13 / 31

第13話

「どうしたの?あら、黒田(くろだ)くん」 僕がリビングに戻ってこないことを不思議に思ったのだろう、母も玄関に来て神妙な顔をする僕らを不思議そうに見つめていた 「お邪魔しています。あの、お話があるのですが、お父様はご在宅ですか」 「ごめんなさい、夫はまだ仕事から帰っていないのよ。
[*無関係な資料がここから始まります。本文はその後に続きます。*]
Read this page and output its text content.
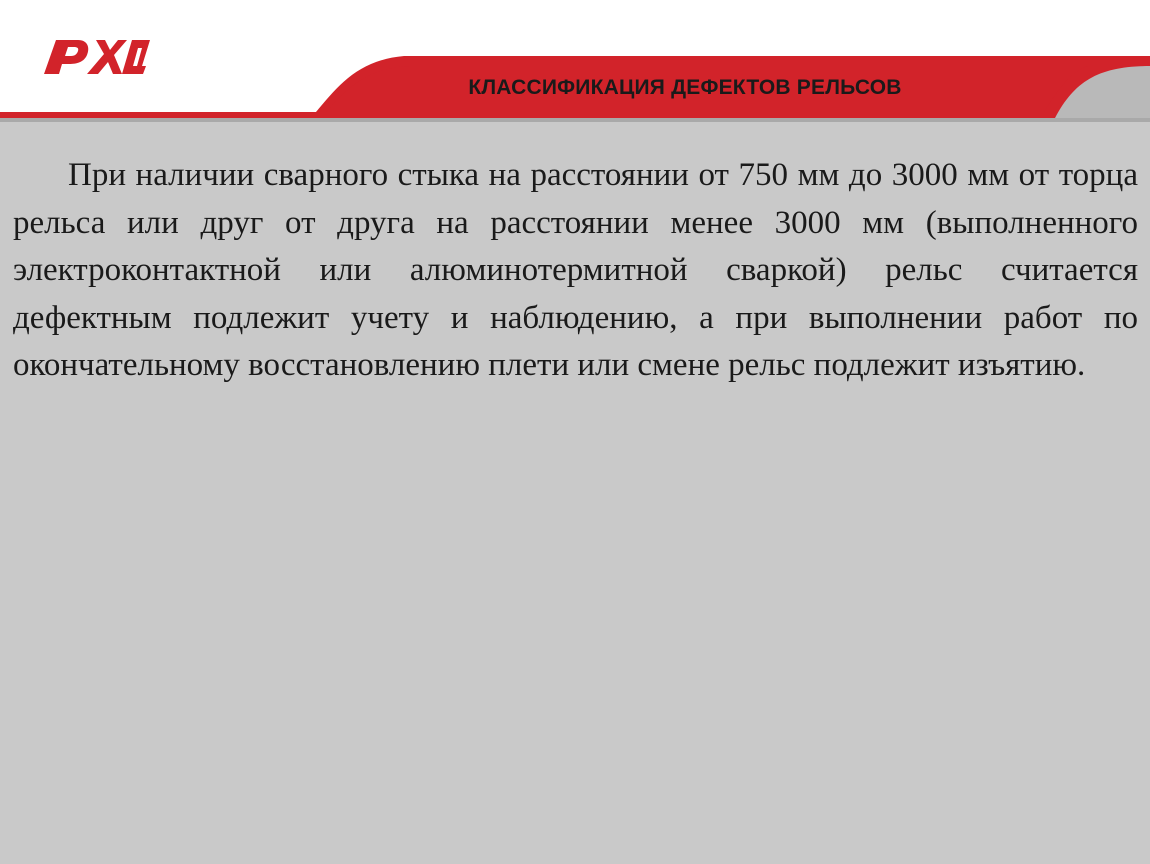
КЛАССИФИКАЦИЯ ДЕФЕКТОВ РЕЛЬСОВ

При наличии сварного стыка на расстоянии от 750 мм до 3000 мм от торца рельса или друг от друга на расстоянии менее 3000 мм (выполненного электроконтактной или алюминотермитной сваркой) рельс считается дефектным подлежит учету и наблюдению, а при выполнении работ по окончательному восстановлению плети или смене рельс подлежит изъятию.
もう少しで帰ってくるから、上がっていて」 「ありがとうございます」 先輩は人当たりのいい顔をして勧められるままに家に上がった 秋音は気まずそうな顔をして、僕を見る 「…達郎ね、秋葉が転校してからもずっと秋葉に会わせろって。私も今まではずっと黙っていたんだけど、達郎に、秋葉を、襲ったって、言われて」 「違う!」 「…それで、ついじゃあお腹の子は、って問い詰めちゃったの」 「っ、」 「ごめんね、秋葉。勝手に話してごめん。辛い時、何も出来なくて、ごめんね」 秋音はついには泣き出した 心の優しい秋音 先輩の想い人である秋音 結ばれるべきなのは秋音と先輩であって僕じゃない どうしてこうなってしまったのだろう 僕も、この腹の子も、先輩にとって邪魔者になってしまった

ともだちにシェアしよう!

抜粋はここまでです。